'Improved' sports drink is still bad for you
I spend a lot of time in the gym, on the ice, and on my bike riding through the beautiful Southern California countryside. I can work up a sweat with the best of them -- but I've never felt the need to sip one of those fluorescent-colored liquids that pass for "sports" drinks.
And that's not going to change now that they're removing one of the worst ingredients from Gatorade.
It's called brominated vegetable oil, or BVO, and it's supposed to help mix citrus flavors.
But that's not all it can do.
It's actually under patent as a flame-retardant, which means it could come in handy if your exercise bike happens to catch fire. But do you really want to put that in your stomach?
Me neither -- because bromine and brominated vegetable oil have been linked to disrupted thyroid function, neurological and developmental problems (especially in kids), and may even harm fertility.
This chemical has been getting a lot of press since a well-meaning little girl launched a campaign to have it taken out of Gatorade. And now that it's being removed, she can declare victory -- but I'm hoping she doesn't actually start drinking it now.

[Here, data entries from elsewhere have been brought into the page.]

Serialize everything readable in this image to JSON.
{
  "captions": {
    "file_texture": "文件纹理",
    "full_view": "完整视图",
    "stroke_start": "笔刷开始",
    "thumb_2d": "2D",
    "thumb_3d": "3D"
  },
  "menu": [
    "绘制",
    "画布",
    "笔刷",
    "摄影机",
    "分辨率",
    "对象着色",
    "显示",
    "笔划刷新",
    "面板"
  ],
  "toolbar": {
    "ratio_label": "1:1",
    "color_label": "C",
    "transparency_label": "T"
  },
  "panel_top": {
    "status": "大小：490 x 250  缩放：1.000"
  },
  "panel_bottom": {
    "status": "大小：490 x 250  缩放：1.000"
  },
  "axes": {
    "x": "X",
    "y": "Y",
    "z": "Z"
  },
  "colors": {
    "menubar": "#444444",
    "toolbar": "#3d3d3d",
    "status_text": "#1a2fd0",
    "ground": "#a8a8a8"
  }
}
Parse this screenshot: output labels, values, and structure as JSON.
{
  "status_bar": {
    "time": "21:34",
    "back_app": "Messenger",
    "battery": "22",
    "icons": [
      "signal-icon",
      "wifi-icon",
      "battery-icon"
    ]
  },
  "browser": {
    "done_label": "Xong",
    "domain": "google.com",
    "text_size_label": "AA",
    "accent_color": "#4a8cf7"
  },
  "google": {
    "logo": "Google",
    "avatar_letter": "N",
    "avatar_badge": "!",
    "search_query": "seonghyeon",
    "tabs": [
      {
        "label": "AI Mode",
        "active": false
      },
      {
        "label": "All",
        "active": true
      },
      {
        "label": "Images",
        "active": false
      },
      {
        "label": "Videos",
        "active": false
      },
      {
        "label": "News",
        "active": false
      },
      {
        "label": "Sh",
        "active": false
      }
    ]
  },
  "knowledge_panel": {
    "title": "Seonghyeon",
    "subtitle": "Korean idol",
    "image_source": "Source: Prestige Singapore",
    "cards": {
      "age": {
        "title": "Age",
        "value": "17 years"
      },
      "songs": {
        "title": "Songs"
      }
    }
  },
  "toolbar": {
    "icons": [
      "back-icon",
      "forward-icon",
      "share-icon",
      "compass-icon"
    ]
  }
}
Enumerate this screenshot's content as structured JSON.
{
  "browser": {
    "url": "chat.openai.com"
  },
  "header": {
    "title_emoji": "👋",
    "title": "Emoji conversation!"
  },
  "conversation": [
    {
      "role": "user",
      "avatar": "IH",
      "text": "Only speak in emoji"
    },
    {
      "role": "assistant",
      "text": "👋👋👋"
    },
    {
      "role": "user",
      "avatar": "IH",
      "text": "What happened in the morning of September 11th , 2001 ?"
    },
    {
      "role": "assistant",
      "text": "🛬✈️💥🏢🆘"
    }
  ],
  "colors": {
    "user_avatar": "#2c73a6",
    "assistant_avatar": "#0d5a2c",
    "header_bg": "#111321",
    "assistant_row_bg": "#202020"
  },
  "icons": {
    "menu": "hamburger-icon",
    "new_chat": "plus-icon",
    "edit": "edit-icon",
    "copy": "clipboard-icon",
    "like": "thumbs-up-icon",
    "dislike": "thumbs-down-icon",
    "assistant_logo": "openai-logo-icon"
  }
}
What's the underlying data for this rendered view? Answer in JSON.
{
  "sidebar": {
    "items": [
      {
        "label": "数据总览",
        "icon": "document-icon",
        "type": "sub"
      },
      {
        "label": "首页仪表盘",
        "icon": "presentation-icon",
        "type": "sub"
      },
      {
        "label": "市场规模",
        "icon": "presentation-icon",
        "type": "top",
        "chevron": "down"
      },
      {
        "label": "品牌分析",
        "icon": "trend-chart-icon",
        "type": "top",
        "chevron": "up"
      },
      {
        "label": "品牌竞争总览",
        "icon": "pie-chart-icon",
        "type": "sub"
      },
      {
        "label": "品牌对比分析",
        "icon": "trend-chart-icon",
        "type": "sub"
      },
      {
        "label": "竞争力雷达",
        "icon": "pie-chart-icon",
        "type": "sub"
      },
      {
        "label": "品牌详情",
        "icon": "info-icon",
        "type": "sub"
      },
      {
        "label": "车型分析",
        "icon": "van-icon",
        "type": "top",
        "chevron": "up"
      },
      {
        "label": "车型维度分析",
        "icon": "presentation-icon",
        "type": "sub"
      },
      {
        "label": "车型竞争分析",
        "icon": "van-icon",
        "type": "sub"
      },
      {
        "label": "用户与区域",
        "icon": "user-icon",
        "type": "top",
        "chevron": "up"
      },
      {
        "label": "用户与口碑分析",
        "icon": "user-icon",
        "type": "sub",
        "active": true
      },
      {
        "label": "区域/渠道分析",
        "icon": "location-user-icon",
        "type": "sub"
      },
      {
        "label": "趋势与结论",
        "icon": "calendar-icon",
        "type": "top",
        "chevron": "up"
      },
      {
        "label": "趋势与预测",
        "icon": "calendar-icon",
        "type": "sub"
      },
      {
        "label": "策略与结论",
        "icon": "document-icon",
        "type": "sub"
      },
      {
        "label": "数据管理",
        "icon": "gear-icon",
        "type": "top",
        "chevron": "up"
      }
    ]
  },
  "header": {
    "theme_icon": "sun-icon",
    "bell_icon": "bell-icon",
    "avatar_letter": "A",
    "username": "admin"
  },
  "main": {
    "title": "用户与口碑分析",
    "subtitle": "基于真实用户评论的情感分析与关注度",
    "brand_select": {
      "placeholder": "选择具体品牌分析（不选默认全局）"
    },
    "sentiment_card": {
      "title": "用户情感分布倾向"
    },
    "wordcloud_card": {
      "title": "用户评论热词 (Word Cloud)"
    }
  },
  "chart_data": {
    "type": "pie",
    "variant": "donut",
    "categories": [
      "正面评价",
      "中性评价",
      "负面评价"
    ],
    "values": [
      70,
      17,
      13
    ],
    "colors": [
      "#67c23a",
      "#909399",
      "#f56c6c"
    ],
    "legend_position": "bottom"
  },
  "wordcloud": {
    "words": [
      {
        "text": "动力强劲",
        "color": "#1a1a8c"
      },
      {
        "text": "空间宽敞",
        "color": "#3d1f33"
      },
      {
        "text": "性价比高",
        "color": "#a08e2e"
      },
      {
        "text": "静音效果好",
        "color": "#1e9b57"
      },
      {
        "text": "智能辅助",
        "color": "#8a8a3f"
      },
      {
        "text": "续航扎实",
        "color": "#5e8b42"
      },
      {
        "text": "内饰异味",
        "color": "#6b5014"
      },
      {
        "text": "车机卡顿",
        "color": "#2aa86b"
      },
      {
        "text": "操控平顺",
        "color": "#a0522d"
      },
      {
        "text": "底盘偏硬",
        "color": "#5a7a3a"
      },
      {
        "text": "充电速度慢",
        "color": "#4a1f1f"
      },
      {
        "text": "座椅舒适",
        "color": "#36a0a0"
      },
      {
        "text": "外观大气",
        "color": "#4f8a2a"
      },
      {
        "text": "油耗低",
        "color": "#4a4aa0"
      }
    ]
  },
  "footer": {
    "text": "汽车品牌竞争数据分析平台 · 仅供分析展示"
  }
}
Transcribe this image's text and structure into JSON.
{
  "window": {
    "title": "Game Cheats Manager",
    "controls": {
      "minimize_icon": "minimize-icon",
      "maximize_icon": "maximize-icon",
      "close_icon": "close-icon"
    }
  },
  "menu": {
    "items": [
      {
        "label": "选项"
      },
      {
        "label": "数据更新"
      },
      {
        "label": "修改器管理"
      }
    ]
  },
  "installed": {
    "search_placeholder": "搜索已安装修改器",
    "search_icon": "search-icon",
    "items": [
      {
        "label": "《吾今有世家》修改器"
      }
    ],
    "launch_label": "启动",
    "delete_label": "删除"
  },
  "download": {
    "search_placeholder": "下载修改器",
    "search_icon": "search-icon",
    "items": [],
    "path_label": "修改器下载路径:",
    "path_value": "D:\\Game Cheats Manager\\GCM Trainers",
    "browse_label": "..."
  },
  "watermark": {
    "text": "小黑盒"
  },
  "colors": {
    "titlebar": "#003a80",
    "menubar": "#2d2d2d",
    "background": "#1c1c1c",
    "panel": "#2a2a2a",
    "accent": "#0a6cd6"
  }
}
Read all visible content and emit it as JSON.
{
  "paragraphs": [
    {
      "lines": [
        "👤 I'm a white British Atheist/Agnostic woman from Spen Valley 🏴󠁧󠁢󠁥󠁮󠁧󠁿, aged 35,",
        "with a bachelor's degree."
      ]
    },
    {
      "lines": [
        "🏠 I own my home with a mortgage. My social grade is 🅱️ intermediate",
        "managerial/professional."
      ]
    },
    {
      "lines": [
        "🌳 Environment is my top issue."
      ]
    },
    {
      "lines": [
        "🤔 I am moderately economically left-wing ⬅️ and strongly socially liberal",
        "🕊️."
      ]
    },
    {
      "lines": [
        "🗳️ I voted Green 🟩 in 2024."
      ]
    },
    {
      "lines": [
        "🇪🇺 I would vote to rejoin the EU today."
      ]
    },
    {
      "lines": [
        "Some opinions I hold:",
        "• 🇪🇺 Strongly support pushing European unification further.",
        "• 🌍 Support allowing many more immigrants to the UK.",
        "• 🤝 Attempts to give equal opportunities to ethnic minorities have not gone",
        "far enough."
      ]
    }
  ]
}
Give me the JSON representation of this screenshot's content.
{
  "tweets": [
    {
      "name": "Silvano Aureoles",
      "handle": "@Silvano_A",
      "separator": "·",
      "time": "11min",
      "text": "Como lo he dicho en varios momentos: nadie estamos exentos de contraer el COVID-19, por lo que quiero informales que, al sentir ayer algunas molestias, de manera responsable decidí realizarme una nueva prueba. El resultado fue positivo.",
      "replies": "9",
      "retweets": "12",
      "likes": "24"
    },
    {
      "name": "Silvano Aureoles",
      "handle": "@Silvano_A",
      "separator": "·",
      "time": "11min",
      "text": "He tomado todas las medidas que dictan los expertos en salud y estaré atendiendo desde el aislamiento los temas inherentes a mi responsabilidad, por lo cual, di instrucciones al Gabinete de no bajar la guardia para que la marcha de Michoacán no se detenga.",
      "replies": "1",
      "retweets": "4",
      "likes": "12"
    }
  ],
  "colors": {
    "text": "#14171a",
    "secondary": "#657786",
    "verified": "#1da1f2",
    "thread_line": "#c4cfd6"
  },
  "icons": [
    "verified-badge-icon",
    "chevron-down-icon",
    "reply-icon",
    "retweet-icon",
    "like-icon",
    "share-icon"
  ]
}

Brominated vegetable oil may have been one of the worst ingredients in Gatorade, but removing it won't make the drink healthy -- because it's still loaded with sugar. A single bottle of any sports drink can contain as many calories as you burned during your workout (and then some).
And don't even think about diet sports drinks -- they're often sweetened with chemicals such as aspartame that are even worse for you than sugar.
If you work up a thirst working out, do yourself a favor and stick to filtered water instead. If you want something beyond water, consider coconut water or vegetable juice.
One more note about brominated vegetable oi: Gatorade may be getting rid of it… but the people who make it won't be going out of business anytime soon. You'll find it in other sports drinks as well as citrus-based soft drinks such as Mountain Dew, Fresca, and Squirt.